Everyone Wants To Be A Doctor, Except Doctors — Dr Pearl Leong

When everyone acts like a doctor, no one truly takes responsibility. And in that chaos, the patient always loses.

In today’s health care jungle, it seems everyone wants to be a doctor. Pharmacists are handing out medical opinions and diagnosis and performing blood investigations. Insurers and third-party administrators (TPAs) are second-guessing prescriptions, and even claims officers are deciding what treatments patients “deserve.”

The only people now fighting to practise medicine are the doctors themselves.

This creeping encroachment on medical judgement is not progress — it’s peril. Pharmacists are masters of medication safety, and their role in preventing errors is beyond question.

But some have begun assuming the mantle of diagnostician, interpreting symptoms, and recommending alternative drugs or dosing changes without full clinical context. That isn’t collaboration; it’s substitution, and patients are the ones who bear the risk.

Equally troubling is the growing interference by TPAs and insurers. What was once administrative support has become clinical intrusion. Doctors now find themselves having to “justify” their decisions to non-medically trained officers whose chief objective is cost containment, not patient welfare.

When some anonymous clerk sitting in an office far away start vetoing prescriptions and approving care based on spreadsheets rather than symptoms, the very foundation of health care collapses.

Let’s be clear: medicine is not a guessing game, nor a customer-service exercise. Diagnosis requires deep knowledge, patient history, physical examination, and accountability — none of which can be outsourced to the counter, the call centre, or the claims desk.

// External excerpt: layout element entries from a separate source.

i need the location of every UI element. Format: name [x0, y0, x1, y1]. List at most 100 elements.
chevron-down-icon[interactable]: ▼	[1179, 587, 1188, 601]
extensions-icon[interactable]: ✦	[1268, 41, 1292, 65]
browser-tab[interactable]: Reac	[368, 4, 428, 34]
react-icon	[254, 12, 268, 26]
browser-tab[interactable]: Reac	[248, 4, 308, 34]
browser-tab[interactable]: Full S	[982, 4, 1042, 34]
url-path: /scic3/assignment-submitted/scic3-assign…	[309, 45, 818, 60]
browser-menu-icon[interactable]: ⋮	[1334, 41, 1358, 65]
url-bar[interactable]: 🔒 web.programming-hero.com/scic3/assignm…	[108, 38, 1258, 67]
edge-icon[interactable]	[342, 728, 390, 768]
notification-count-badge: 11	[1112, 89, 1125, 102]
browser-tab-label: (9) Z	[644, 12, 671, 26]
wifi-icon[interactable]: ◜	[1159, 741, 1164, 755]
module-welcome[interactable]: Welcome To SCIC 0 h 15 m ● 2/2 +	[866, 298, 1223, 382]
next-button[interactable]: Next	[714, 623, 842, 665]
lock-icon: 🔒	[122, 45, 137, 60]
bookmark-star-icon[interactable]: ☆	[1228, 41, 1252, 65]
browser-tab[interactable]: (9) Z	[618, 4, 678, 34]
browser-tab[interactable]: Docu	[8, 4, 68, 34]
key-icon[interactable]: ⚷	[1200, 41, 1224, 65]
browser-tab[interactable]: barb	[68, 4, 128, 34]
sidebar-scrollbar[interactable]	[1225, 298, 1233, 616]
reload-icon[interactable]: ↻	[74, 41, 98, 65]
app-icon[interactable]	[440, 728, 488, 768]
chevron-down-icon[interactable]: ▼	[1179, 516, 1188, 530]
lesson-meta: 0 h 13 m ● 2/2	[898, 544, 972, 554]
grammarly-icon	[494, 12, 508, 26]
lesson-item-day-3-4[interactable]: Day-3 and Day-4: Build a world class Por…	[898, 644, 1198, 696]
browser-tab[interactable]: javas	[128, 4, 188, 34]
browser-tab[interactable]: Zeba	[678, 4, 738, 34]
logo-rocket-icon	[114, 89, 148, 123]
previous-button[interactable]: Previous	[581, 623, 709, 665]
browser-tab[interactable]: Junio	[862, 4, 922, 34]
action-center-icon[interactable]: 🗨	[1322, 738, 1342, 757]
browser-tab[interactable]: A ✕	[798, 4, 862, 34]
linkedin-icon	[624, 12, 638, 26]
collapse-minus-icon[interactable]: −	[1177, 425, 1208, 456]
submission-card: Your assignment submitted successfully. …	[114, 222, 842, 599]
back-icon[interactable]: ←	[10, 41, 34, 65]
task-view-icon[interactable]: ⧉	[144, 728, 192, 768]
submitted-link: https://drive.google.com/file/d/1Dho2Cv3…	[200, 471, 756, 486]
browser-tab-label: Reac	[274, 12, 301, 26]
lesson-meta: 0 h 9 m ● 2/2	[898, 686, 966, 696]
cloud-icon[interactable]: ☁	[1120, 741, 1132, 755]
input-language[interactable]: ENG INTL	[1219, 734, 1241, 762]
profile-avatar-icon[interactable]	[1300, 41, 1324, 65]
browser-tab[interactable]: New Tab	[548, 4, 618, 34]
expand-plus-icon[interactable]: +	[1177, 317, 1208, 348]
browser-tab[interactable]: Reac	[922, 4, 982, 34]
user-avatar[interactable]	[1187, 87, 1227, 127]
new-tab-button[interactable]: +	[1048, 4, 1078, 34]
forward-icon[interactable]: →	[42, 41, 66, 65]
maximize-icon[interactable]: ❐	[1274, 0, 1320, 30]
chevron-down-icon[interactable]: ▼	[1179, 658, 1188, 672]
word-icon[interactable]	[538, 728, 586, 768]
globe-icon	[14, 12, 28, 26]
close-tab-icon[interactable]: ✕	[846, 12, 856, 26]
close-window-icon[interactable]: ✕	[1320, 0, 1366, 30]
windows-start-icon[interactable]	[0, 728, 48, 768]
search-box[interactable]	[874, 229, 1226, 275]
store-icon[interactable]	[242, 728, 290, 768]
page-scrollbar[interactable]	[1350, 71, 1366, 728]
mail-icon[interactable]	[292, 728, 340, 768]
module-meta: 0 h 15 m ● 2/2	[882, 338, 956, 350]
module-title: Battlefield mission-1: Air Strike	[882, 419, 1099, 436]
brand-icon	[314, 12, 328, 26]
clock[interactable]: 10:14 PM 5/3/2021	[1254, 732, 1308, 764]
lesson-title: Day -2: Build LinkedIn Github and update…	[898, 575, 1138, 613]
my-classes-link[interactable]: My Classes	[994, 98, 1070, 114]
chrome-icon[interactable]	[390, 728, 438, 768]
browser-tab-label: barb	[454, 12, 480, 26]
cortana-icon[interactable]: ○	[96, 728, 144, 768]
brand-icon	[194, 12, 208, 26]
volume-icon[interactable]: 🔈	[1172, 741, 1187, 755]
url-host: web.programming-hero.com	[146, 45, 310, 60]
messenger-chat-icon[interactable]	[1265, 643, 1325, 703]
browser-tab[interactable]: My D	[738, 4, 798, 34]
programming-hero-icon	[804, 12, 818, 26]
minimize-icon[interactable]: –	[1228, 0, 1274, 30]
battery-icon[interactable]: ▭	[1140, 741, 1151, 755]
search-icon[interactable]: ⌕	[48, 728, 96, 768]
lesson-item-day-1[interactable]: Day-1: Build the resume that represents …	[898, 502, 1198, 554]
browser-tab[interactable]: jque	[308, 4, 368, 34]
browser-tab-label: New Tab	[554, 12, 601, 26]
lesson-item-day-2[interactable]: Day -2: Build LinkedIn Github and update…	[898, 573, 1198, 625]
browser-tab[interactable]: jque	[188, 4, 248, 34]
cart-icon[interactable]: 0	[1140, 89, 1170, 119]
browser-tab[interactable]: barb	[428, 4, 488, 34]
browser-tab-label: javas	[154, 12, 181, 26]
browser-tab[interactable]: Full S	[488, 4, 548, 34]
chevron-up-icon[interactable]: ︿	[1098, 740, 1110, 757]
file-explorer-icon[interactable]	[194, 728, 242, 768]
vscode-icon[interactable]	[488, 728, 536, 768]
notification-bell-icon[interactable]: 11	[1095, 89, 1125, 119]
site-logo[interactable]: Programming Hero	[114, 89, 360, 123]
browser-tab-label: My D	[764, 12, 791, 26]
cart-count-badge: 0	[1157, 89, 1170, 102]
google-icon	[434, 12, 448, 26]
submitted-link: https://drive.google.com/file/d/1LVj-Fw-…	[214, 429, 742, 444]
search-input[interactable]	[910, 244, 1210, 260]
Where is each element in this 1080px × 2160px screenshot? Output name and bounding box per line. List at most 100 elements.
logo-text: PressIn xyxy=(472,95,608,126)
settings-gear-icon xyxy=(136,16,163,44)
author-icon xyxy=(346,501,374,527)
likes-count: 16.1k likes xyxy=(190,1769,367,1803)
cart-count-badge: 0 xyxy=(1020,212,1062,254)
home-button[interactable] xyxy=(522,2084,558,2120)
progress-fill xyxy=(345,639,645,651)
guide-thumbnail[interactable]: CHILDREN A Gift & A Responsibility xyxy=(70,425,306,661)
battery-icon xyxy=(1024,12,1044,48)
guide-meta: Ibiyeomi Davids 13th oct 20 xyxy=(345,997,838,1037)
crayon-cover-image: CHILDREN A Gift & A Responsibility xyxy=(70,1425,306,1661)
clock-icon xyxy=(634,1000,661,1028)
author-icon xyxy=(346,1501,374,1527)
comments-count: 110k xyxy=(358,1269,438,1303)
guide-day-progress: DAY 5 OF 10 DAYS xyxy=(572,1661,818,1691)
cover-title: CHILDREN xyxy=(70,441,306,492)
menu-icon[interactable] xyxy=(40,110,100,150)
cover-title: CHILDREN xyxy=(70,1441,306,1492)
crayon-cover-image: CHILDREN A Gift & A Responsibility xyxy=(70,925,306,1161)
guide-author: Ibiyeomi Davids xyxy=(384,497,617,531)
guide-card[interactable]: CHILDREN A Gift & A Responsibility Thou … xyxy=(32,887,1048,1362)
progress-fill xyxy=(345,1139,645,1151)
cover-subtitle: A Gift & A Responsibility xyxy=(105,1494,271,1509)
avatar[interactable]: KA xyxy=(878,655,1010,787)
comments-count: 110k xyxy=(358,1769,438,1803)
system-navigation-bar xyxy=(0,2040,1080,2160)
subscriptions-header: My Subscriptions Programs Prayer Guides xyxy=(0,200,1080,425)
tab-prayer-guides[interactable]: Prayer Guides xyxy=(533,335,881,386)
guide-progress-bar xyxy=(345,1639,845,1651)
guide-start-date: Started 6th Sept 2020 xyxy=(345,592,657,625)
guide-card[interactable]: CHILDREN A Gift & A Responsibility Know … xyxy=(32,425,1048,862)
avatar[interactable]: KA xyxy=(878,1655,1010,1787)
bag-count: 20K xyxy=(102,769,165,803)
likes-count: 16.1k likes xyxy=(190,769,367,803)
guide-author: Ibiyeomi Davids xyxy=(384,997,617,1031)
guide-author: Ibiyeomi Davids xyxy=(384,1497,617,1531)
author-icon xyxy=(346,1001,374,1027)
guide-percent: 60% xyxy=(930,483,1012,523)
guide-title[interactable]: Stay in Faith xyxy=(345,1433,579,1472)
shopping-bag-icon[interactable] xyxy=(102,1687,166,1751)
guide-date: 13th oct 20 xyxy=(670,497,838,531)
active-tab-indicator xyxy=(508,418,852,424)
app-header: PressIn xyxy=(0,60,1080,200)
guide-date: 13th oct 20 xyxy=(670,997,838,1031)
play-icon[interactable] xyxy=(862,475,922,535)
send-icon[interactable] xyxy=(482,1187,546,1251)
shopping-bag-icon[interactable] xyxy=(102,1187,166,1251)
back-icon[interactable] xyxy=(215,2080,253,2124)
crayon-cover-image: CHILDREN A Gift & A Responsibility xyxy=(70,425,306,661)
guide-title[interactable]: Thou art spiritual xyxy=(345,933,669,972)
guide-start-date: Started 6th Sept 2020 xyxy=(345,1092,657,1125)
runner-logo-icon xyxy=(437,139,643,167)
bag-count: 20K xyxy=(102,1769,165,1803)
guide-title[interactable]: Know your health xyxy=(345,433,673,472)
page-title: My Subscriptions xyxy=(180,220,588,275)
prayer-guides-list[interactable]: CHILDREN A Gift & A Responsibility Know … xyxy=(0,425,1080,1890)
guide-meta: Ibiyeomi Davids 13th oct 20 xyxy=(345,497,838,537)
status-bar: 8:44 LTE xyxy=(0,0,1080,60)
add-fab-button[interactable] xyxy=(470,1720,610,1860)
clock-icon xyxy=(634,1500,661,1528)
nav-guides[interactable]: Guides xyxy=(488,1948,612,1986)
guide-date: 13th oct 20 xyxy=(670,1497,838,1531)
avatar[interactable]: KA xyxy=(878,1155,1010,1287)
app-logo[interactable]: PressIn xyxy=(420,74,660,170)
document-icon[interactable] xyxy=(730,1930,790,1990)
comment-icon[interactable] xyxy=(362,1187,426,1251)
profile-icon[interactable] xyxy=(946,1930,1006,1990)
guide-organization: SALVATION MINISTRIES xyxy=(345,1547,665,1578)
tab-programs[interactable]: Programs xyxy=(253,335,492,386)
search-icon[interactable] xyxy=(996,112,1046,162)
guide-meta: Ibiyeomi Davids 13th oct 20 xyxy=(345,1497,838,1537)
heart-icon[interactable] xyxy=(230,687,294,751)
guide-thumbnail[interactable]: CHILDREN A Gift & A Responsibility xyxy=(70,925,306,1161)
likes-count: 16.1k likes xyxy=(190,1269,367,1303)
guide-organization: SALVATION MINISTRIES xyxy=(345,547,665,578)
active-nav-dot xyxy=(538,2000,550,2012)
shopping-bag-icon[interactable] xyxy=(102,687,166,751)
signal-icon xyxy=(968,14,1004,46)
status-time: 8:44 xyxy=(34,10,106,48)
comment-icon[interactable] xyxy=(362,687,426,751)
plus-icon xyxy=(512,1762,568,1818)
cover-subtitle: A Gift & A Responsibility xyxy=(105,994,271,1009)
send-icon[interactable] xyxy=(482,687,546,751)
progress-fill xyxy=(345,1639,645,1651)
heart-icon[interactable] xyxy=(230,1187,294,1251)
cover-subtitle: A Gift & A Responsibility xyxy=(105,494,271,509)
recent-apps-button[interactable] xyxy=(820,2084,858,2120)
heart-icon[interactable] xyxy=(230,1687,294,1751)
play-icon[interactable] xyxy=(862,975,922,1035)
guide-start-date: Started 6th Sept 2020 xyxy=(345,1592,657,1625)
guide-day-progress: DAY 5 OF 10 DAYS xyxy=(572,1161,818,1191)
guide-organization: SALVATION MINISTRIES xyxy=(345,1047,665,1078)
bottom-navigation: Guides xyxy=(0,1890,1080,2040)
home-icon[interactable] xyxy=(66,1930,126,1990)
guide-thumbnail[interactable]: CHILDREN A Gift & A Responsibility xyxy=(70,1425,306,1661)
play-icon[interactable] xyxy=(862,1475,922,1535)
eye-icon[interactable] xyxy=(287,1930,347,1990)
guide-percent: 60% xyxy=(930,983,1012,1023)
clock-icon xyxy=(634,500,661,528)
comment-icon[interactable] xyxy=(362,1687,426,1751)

Every professional has a rightful lane, and stepping out of it doesn’t make the system efficient — it makes it unsafe.

The irony is that while everyone else is trying to be a doctor, the doctors are drowning in paperwork and defending their expertise to those without medical qualifications. If this misplaced enthusiasm continues, patients will soon have nowhere to turn for genuine clinical judgment.

Health care needs cooperation, not confusion. Pharmacists should protect medication safety. TPAs should process claims transparently. And doctors must be allowed to practise medicine, without interference from those who claim to know better but don’t bear the burden when things go wrong.

Because in the end, when everyone acts like a doctor, no one truly takes responsibility. And in that chaos, the patient always loses. The access to your local friendly general practitioner (GP) will not be an immediate walk like now, but by appointments, maybe in a few days’ time, just like the First World country which Malaysia is aspiring to be.  

Dr Pearl Leong is a general practitioner based in Kuala Lumpur.

  • This is the personal opinion of the writer or publication and does not necessarily represent the views of CodeBlue.